Independent ISD PHA. This type of a review — also a team activity — focuses on specific hazards associated with the process and applies ISD strategies (substitute, minimize, moderate, simplify) to identify ways of eliminating or minimizing them. It uses one of the standard PHA tools (e.g., What If, Hazop) to pinpoint hazards but team discussion centers on ISD considerations. If, for example, the team finds a runaway exothermic reaction caused by water contamination in a batch reactor to be a hazard, it would look for opportunities to eliminate or reduce this risk. Some considerations might include:
• Substitute — using a non-reactive coolant in reactor coils instead of water;
• Minimize — removing all direct water connections to the inside of the reactor (for example, those to add water for reactor cleaning during shutdowns);
• Moderate — evaluating chemistry or solvent alternatives that might reduce sensitivity of the reaction mixture to water contamination; and
• Simplify — eliminating complex piping in the raw-material supply headers that increases potential for accidentally connecting water to the reactor.

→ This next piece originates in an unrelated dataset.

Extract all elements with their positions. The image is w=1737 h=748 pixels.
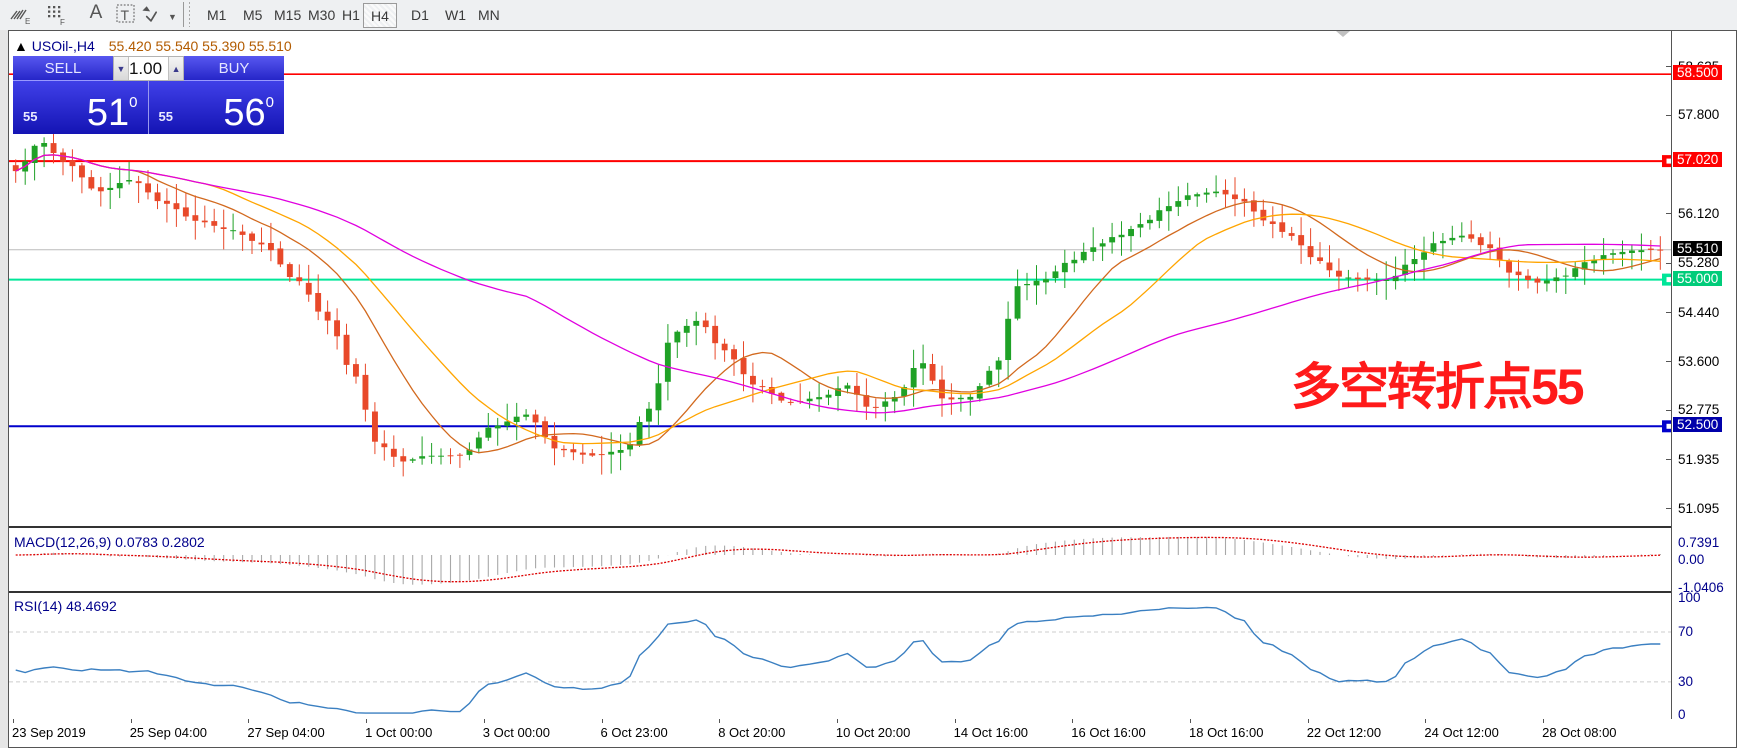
svg-text:F: F xyxy=(60,18,65,27)
svg-text:E: E xyxy=(25,17,30,26)
svg-text:T: T xyxy=(121,7,130,23)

CCPS has published another useful tool for consideration of ISD . This book provides a series of tables of potential failure mechanisms for a wide range of process equipment and identifies potential design solutions, including inherent, passive, active and procedural approaches to managing risk.
Plant PHA incorporating ISDMy personal preference is to minimize (an ISD strategy!) the proliferation of process reviews that seem to be required by the many demands being made on plant designers and operators. Plants are asked to do PHA, reliability and maintenance evaluations, ISO certification reviews, and now it's suggested (or required in some jurisdictions) ISD studies. Many of these use similar techniques. Combining them as much as possible increases efficiency and yields a better review. All reviews aim to accomplish the same thing — excellence in manufacturing, which includes best possible safety, environmental performance, product quality, productivity, plant reliability and profitability. These multiple demands often result in design or operational changes that improve performance in several areas simultaneously — e.g., a change boosting reliability and profitability also may enhance safety. But this isn't necessarily always true. For example, collecting contaminated process vent gas from various pieces of equipment for treatment by a thermal oxidizer before discharge to the atmosphere may bolster environmental performance but introduce a safety hazard — a potential explosion in the vent gas collection system if organic material concentration is within flammable limits and an ignition source is present. So, it makes sense to consider as many of the competing performance demands as possible with a team having a broad understanding of the benefits and costs in all important performance areas.